Background: Remo Belli, 82, started drumming at age 12, while growing up in the South Bend-Mishawaka, Ind., area near Elkhart, a city known for producing band instruments. Because of the manpower drain created by World War II, he was able to become a professional drummer at 16 while still in high school. After a stint in the Navy, he played with jazz and swing groups and moved to California. He toured with jazz singer Anita O'Day, actress Betty Hutton and trumpeter Billy May.
Education: "My education is high school, period," Belli said. "The rest is what I picked up by living life."
Setting up shop: Realizing he had a knack for business, Belli opened Drum City in 1952 with fellow drummer Roy Harte at Santa Monica Boulevard and North Gower Street in Hollywood. "I had never heard the word invoice," said Belli, who sees the humor in that now.
His big break: A retailer and a musician, Belli would often visit drum companies when he played in Chicago. In the mid-1950s, one company showed him a polyester film called Mylar made by DuPont Co. that had potential as drumhead material. "But they didn't know what to do with it," he said. Belli, who did customizing for musicians and made special equipment, returned to L.A., bought a piece of Mylar and stapled it to the wood hoop usually covered with animal skin in drum making. "We had this thought that it might have potential," he said. His accountant introduced him to chemist Sam Muchnick, who developed a mass-production process of attaching Mylar to aluminum hoops.
How it grew: Remo opened in 1957 in 500 square feet of space in Hollywood, moving over the years and expanding to drum sets, other percussion instruments and accessories. Today, it occupies 217,000 square feet in Valencia and maintains a music center in North Hollywood.
Impact: Belli changed the music world and "allowed rock 'n' roll to happen," said Joe Lamond, president and chief executive of NAMM, the International Music Products Assn., at an event this year. Without Mylar's adaptation as a drumhead cover, there wouldn't have been enough skins to supply the drums needed for the craze, Belli said. Plus, skins are sensitive to climate change, making traveling great distances for performances a challenge. Remo also was instrumental in standardizing the size of drum sets worldwide. This made it possible for rock groups to find equipment that would be the same wherever they bought it.
Global reach: Remo is committed to making products in the U.S. that are intended to be used here, Belli said. Joint ventures to make and sell products in China and Taiwan have allowed Remo to grow and service those markets.
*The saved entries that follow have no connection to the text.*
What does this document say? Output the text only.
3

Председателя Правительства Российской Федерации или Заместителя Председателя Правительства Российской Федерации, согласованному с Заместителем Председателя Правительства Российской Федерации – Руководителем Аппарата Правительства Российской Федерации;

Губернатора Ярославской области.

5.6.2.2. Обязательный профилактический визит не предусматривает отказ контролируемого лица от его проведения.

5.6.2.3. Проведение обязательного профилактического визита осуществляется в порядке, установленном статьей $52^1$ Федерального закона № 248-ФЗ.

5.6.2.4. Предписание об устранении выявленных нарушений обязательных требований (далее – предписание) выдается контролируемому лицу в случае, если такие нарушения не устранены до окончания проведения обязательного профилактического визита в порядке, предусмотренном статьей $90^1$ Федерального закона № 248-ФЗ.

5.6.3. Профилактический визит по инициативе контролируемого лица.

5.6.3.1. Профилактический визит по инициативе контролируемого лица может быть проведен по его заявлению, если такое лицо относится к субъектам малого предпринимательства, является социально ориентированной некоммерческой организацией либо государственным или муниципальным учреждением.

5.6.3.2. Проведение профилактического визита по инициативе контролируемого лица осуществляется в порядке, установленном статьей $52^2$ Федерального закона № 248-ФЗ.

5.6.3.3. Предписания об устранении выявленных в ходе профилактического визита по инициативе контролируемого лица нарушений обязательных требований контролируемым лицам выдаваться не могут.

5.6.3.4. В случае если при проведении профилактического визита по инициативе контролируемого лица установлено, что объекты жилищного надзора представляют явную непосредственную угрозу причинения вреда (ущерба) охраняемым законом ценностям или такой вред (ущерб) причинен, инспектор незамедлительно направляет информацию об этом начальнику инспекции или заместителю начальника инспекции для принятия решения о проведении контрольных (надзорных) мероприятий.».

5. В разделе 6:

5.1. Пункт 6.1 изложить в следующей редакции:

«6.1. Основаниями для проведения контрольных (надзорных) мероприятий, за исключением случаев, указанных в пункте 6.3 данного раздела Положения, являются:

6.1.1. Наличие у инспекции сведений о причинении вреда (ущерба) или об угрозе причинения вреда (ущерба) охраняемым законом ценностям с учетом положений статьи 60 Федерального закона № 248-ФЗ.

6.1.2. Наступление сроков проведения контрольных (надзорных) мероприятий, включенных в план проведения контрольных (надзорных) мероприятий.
Expanding markets: For entrepreneurs expanding to foreign markets, Belli recommends being able to communicate precisely. Fredy Shen, an executive vice president with Remo for three decades and president of Remo Asia, speaks, reads and writes eight Chinese dialects. Without Shen, Belli said, "we wouldn't be anywhere near as successful."
Current focus: During the next quarter-century, Belli anticipates expansion in music-making for fun and for health and wellness. Now he is also in what he calls "the life enhancement business," promoting the use of drums as tools to be used in social, academic and medical settings. "The drum is so accessible to so many different environments. It's one of the very few things you can do in a group immediately," said Belli, whose North Hollywood center holds weekly drumming circles.
Personal: Belli lives in Valencia with his wife, Dr. Ami Belli. A fitness buff, he enjoys walking, lifting weights and other exercises. "I have no problem at 82 doing what I did at 62."